Seamus explains how, “when people get up in arms about changes to internet freedoms, it is because we are about to be told that we cannot do absolutely anything we want on the world wide web,” and suggests that perhaps we need to be less concerned about which websites are tracking us and how, because they’re feeding the source of the very vice/necessity we can’t live without: infinite knowledge.
DannyD, king of hyperbolic offensiveness, enlightens us about a tool that Japanese men use in order to keep their adultery a secret without using a password on their phones, which “may keep the secret safe, but also betrays the fact that you may have something to hide.”
Matt Collins, along with his famous No Good Bands (Metallica), also interviews the organizers of Laugh Sabbath’s future Film Festival, which should not be kept private. They will be screening flms that are “experimental and often made with low to no budget.” As always, Matt gets every last detail out of his subjects, so we find out things we didn’t even know we wanted to!
It’s no secret that Jeff Halperin is now writing for Toronto Standard, filling us in on some of those participatory municipal politics I was talking about above, but he still had something to say about privacy this month. Aside from his assertion that privacy is dead, he’s convinced that our current tendency to excessively divulge (boring and often poorly written) daily (previously private) happenings is directly related to the inundation of advertising that we’re exposed to on a constant basis.
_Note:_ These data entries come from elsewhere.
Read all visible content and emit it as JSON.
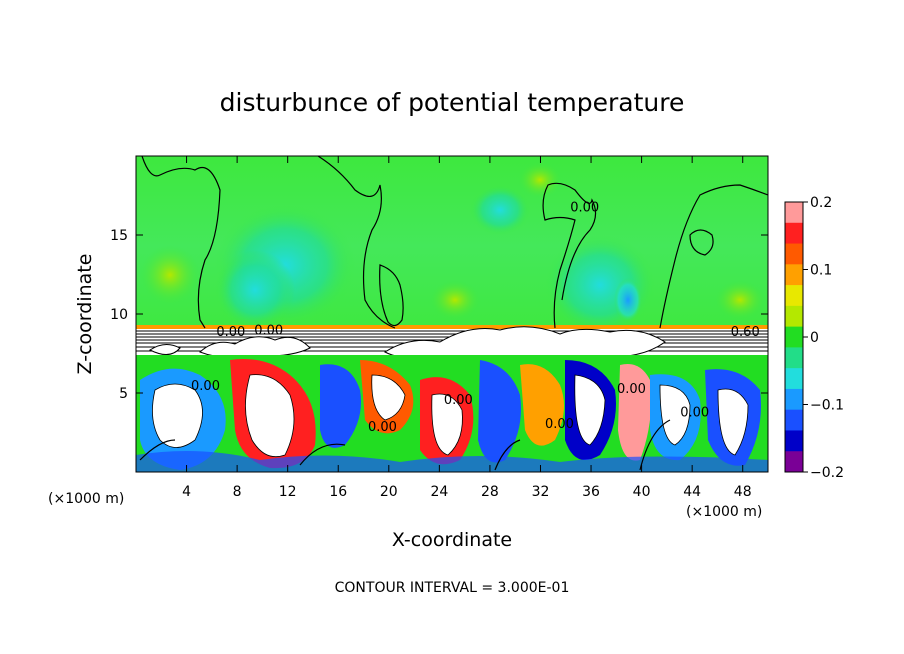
{
  "chart_data": {
    "type": "heatmap",
    "title": "disturbunce of potential temperature",
    "xlabel": "X-coordinate",
    "ylabel": "Z-coordinate",
    "x_unit": "(×1000 m)",
    "x_unit_right": "(×1000 m)",
    "xlim": [
      0,
      50
    ],
    "ylim": [
      0,
      20
    ],
    "x_ticks": [
      4,
      8,
      12,
      16,
      20,
      24,
      28,
      32,
      36,
      40,
      44,
      48
    ],
    "y_ticks": [
      5,
      10,
      15
    ],
    "colorbar": {
      "range": [
        -0.2,
        0.2
      ],
      "ticks": [
        0.2,
        0.1,
        0,
        -0.1,
        -0.2
      ],
      "tick_labels": [
        "0.2",
        "0.1",
        "0",
        "−0.1",
        "−0.2"
      ],
      "colors": [
        "#ff9a9a",
        "#ff2020",
        "#ff5a00",
        "#ffa000",
        "#e8e800",
        "#b4e800",
        "#22dd22",
        "#22dd88",
        "#22dddd",
        "#1a9aff",
        "#1a50ff",
        "#0000c8",
        "#7a0096"
      ]
    },
    "contour_labels": [
      {
        "text": "0.00",
        "x": 10.5,
        "z": 8.7
      },
      {
        "text": "0.00",
        "x": 7.5,
        "z": 8.6
      },
      {
        "text": "0.00",
        "x": 5.5,
        "z": 5.2
      },
      {
        "text": "0.00",
        "x": 19.5,
        "z": 2.6
      },
      {
        "text": "0.00",
        "x": 25.5,
        "z": 4.3
      },
      {
        "text": "0.00",
        "x": 33.5,
        "z": 2.8
      },
      {
        "text": "0.00",
        "x": 39.2,
        "z": 5.0
      },
      {
        "text": "0.00",
        "x": 44.2,
        "z": 3.5
      },
      {
        "text": "0.00",
        "x": 35.5,
        "z": 16.5
      },
      {
        "text": "0.60",
        "x": 48.2,
        "z": 8.6
      }
    ],
    "footer": "CONTOUR INTERVAL = 3.000E-01"
  }
}
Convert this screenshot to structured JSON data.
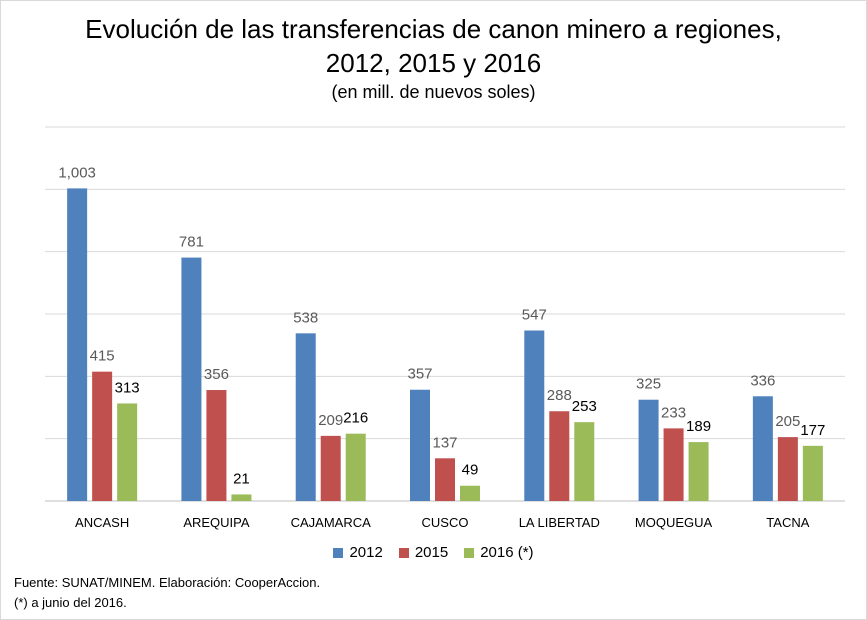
{
  "chart_data": {
    "type": "bar",
    "title_lines": [
      "Evolución de las transferencias de canon minero a regiones,",
      "2012, 2015 y 2016"
    ],
    "subtitle": "(en mill. de nuevos soles)",
    "categories": [
      "ANCASH",
      "AREQUIPA",
      "CAJAMARCA",
      "CUSCO",
      "LA LIBERTAD",
      "MOQUEGUA",
      "TACNA"
    ],
    "series": [
      {
        "name": "2012",
        "color": "#4f81bd",
        "labels": [
          "1,003",
          "781",
          "538",
          "357",
          "547",
          "325",
          "336"
        ],
        "values": [
          1003,
          781,
          538,
          357,
          547,
          325,
          336
        ]
      },
      {
        "name": "2015",
        "color": "#c0504d",
        "labels": [
          "415",
          "356",
          "209",
          "137",
          "288",
          "233",
          "205"
        ],
        "values": [
          415,
          356,
          209,
          137,
          288,
          233,
          205
        ]
      },
      {
        "name": "2016 (*)",
        "color": "#9bbb59",
        "labels": [
          "313",
          "21",
          "216",
          "49",
          "253",
          "189",
          "177"
        ],
        "values": [
          313,
          21,
          216,
          49,
          253,
          189,
          177
        ]
      }
    ],
    "ylim": [
      0,
      1200
    ],
    "grid": true,
    "y_tick_labels_shown": false,
    "legend_position": "bottom"
  },
  "footer": {
    "source": "Fuente: SUNAT/MINEM.  Elaboración: CooperAccion.",
    "note": "(*) a junio del 2016."
  }
}
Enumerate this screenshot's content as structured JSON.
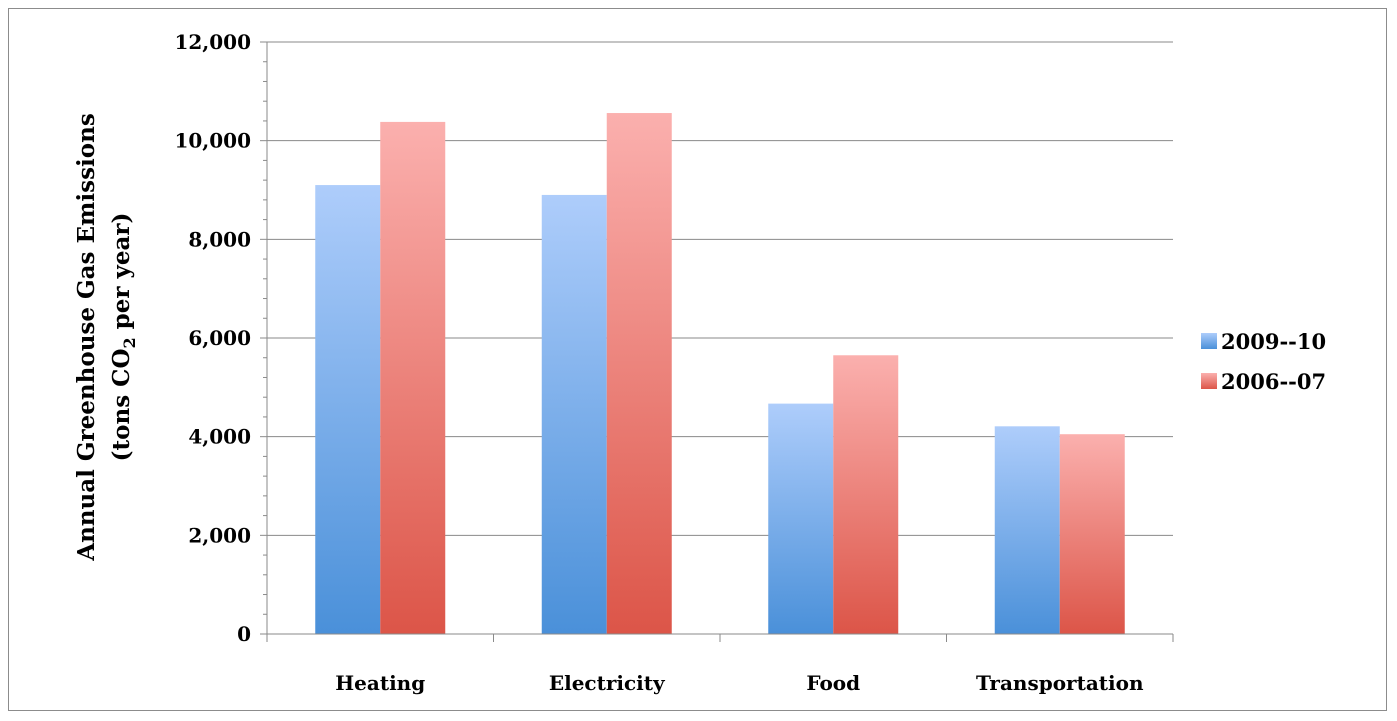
{
  "chart_data": {
    "type": "bar",
    "categories": [
      "Heating",
      "Electricity",
      "Food",
      "Transportation"
    ],
    "series": [
      {
        "name": "2009--10",
        "values": [
          9100,
          8900,
          4670,
          4210
        ],
        "color_top": "#aecdfb",
        "color_bottom": "#4a90d9"
      },
      {
        "name": "2006--07",
        "values": [
          10380,
          10560,
          5650,
          4050
        ],
        "color_top": "#fbb0ae",
        "color_bottom": "#dc5548"
      }
    ],
    "title": "",
    "xlabel": "",
    "ylabel_line1": "Annual Greenhouse Gas Emissions",
    "ylabel_line2_prefix": "(tons CO",
    "ylabel_line2_sub": "2",
    "ylabel_line2_suffix": "  per year)",
    "ylim": [
      0,
      12000
    ],
    "yticks": [
      "0",
      "2,000",
      "4,000",
      "6,000",
      "8,000",
      "10,000",
      "12,000"
    ],
    "ytick_values": [
      0,
      2000,
      4000,
      6000,
      8000,
      10000,
      12000
    ],
    "grid": true,
    "legend_position": "right"
  }
}
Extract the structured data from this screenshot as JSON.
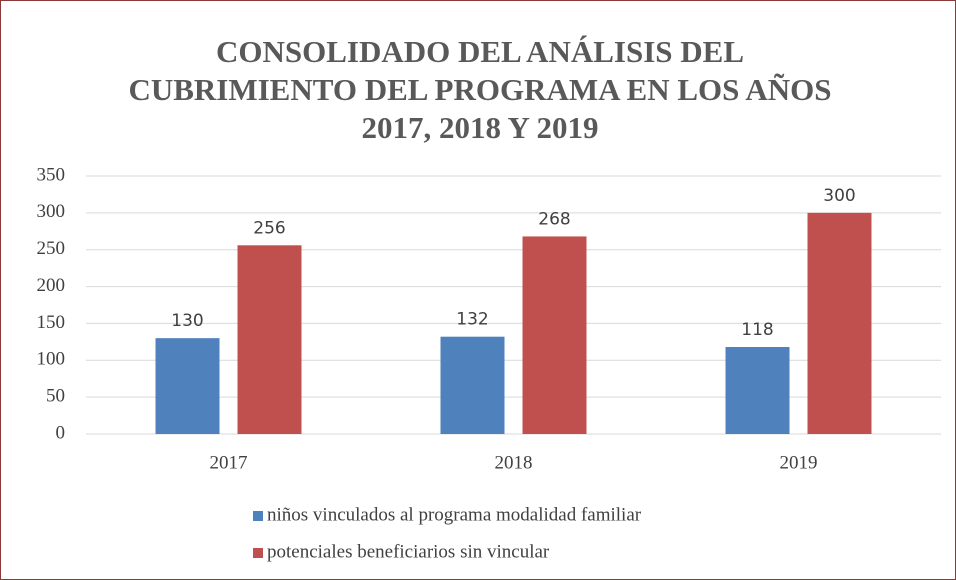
{
  "chart_data": {
    "type": "bar",
    "title": "CONSOLIDADO DEL ANÁLISIS DEL CUBRIMIENTO DEL PROGRAMA EN LOS AÑOS 2017, 2018 Y 2019",
    "categories": [
      "2017",
      "2018",
      "2019"
    ],
    "series": [
      {
        "name": "niños vinculados al programa modalidad familiar",
        "color": "#4f81bd",
        "values": [
          130,
          132,
          118
        ]
      },
      {
        "name": "potenciales beneficiarios sin vincular",
        "color": "#c0504d",
        "values": [
          256,
          268,
          300
        ]
      }
    ],
    "ylim": [
      0,
      350
    ],
    "yticks": [
      0,
      50,
      100,
      150,
      200,
      250,
      300,
      350
    ],
    "grid": true,
    "legend": "bottom"
  }
}
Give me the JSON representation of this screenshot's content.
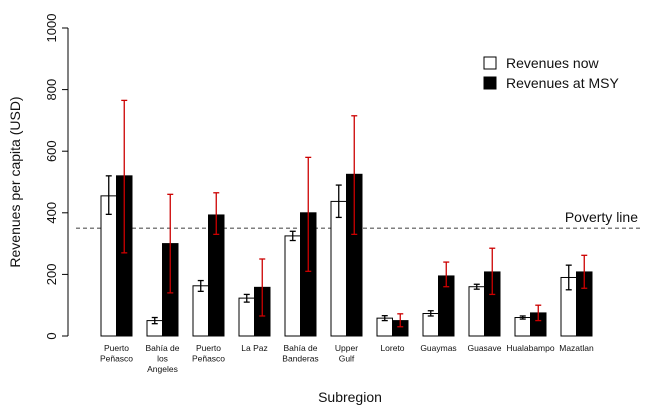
{
  "chart_data": {
    "type": "bar",
    "xlabel": "Subregion",
    "ylabel": "Revenues per capita (USD)",
    "ylim": [
      0,
      1000
    ],
    "yticks": [
      0,
      200,
      400,
      600,
      800,
      1000
    ],
    "categories": [
      [
        "Puerto",
        "Peñasco"
      ],
      [
        "Bahía de",
        "los",
        "Angeles"
      ],
      [
        "Puerto",
        "Peñasco"
      ],
      [
        "La Paz"
      ],
      [
        "Bahía de",
        "Banderas"
      ],
      [
        "Upper",
        "Gulf"
      ],
      [
        "Loreto"
      ],
      [
        "Guaymas"
      ],
      [
        "Guasave"
      ],
      [
        "Hualabampo"
      ],
      [
        "Mazatlan"
      ]
    ],
    "series": [
      {
        "name": "Revenues now",
        "fill": "#ffffff",
        "error_color": "#000000",
        "values": [
          455,
          50,
          163,
          123,
          325,
          437,
          58,
          73,
          160,
          60,
          190
        ],
        "errors": [
          [
            395,
            520
          ],
          [
            40,
            60
          ],
          [
            145,
            180
          ],
          [
            110,
            135
          ],
          [
            310,
            340
          ],
          [
            385,
            490
          ],
          [
            50,
            66
          ],
          [
            65,
            82
          ],
          [
            152,
            168
          ],
          [
            55,
            65
          ],
          [
            150,
            230
          ]
        ]
      },
      {
        "name": "Revenues at MSY",
        "fill": "#000000",
        "error_color": "#cc0000",
        "values": [
          520,
          300,
          393,
          158,
          400,
          525,
          50,
          195,
          208,
          75,
          208
        ],
        "errors": [
          [
            270,
            765
          ],
          [
            140,
            460
          ],
          [
            330,
            465
          ],
          [
            65,
            250
          ],
          [
            210,
            580
          ],
          [
            330,
            715
          ],
          [
            30,
            72
          ],
          [
            160,
            240
          ],
          [
            135,
            285
          ],
          [
            50,
            100
          ],
          [
            155,
            262
          ]
        ]
      }
    ],
    "reference_line": {
      "value": 350,
      "label": "Poverty line"
    },
    "legend": {
      "position": "top-right"
    },
    "grid": false
  }
}
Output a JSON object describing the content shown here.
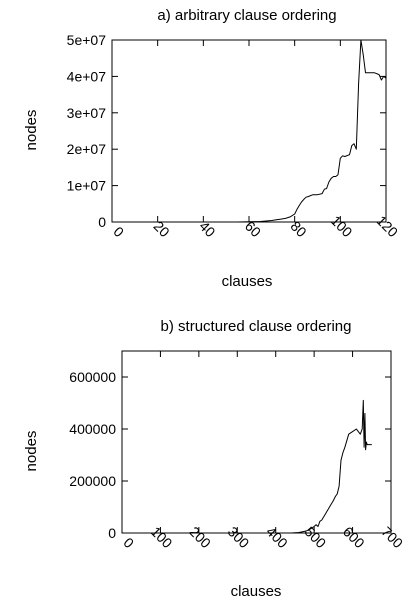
{
  "chart_data": [
    {
      "type": "line",
      "title": "a) arbitrary clause ordering",
      "xlabel": "clauses",
      "ylabel": "nodes",
      "xlim": [
        0,
        120
      ],
      "ylim": [
        0,
        50000000
      ],
      "xticks": [
        0,
        20,
        40,
        60,
        80,
        100,
        120
      ],
      "xtick_labels": [
        "0",
        "20",
        "40",
        "60",
        "80",
        "100",
        "120"
      ],
      "yticks": [
        0,
        10000000,
        20000000,
        30000000,
        40000000,
        50000000
      ],
      "ytick_labels": [
        "0",
        "1e+07",
        "2e+07",
        "3e+07",
        "4e+07",
        "5e+07"
      ],
      "series": [
        {
          "points": [
            [
              0,
              0
            ],
            [
              20,
              0
            ],
            [
              40,
              0
            ],
            [
              55,
              0
            ],
            [
              60,
              50000
            ],
            [
              65,
              150000
            ],
            [
              70,
              400000
            ],
            [
              72,
              600000
            ],
            [
              74,
              800000
            ],
            [
              76,
              1000000
            ],
            [
              78,
              1400000
            ],
            [
              80,
              2200000
            ],
            [
              81,
              3500000
            ],
            [
              82,
              4500000
            ],
            [
              83,
              5500000
            ],
            [
              84,
              6200000
            ],
            [
              85,
              6800000
            ],
            [
              86,
              7000000
            ],
            [
              88,
              7500000
            ],
            [
              90,
              7500000
            ],
            [
              92,
              7800000
            ],
            [
              93,
              9000000
            ],
            [
              94,
              9200000
            ],
            [
              95,
              11000000
            ],
            [
              96,
              12000000
            ],
            [
              97,
              12500000
            ],
            [
              98,
              12500000
            ],
            [
              99,
              13000000
            ],
            [
              100,
              17500000
            ],
            [
              101,
              18200000
            ],
            [
              102,
              18000000
            ],
            [
              104,
              18500000
            ],
            [
              105,
              21000000
            ],
            [
              106,
              21500000
            ],
            [
              107,
              20000000
            ],
            [
              108,
              38000000
            ],
            [
              109,
              50000000
            ],
            [
              110,
              46000000
            ],
            [
              111,
              41000000
            ],
            [
              113,
              41000000
            ],
            [
              115,
              41000000
            ],
            [
              117,
              40500000
            ],
            [
              118,
              39000000
            ],
            [
              119,
              40000000
            ],
            [
              120,
              39500000
            ]
          ]
        }
      ]
    },
    {
      "type": "line",
      "title": "b) structured clause ordering",
      "xlabel": "clauses",
      "ylabel": "nodes",
      "xlim": [
        0,
        700
      ],
      "ylim": [
        0,
        700000
      ],
      "xticks": [
        0,
        100,
        200,
        300,
        400,
        500,
        600,
        700
      ],
      "xtick_labels": [
        "0",
        "100",
        "200",
        "300",
        "400",
        "500",
        "600",
        "700"
      ],
      "yticks": [
        0,
        200000,
        400000,
        600000
      ],
      "ytick_labels": [
        "0",
        "200000",
        "400000",
        "600000"
      ],
      "series": [
        {
          "points": [
            [
              0,
              0
            ],
            [
              200,
              0
            ],
            [
              400,
              0
            ],
            [
              440,
              0
            ],
            [
              460,
              2000
            ],
            [
              470,
              5000
            ],
            [
              480,
              8000
            ],
            [
              490,
              15000
            ],
            [
              500,
              25000
            ],
            [
              505,
              32000
            ],
            [
              510,
              25000
            ],
            [
              515,
              45000
            ],
            [
              520,
              50000
            ],
            [
              530,
              75000
            ],
            [
              540,
              100000
            ],
            [
              550,
              125000
            ],
            [
              555,
              140000
            ],
            [
              560,
              150000
            ],
            [
              565,
              180000
            ],
            [
              570,
              280000
            ],
            [
              575,
              310000
            ],
            [
              580,
              330000
            ],
            [
              590,
              380000
            ],
            [
              600,
              390000
            ],
            [
              610,
              400000
            ],
            [
              615,
              390000
            ],
            [
              620,
              380000
            ],
            [
              625,
              400000
            ],
            [
              628,
              510000
            ],
            [
              630,
              330000
            ],
            [
              632,
              460000
            ],
            [
              634,
              320000
            ],
            [
              636,
              350000
            ],
            [
              638,
              340000
            ],
            [
              642,
              340000
            ],
            [
              650,
              340000
            ]
          ]
        }
      ]
    }
  ]
}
Brooke Lynne, in a rant about her experiences of some particularly shocking over-shares, points out that the “line between ‘that is interesting’ and ‘I really wish you hadn’t told me that’ is thick enough that people don’t simply cross it accidentally.” But perhaps these aren’t accidents, “perhaps we are so connected with the virtual world…. we’re so conscientious about the fact that the things we put online can be preserved on the internet forever, that information transmitted through non-digital means seem benign in comparison.”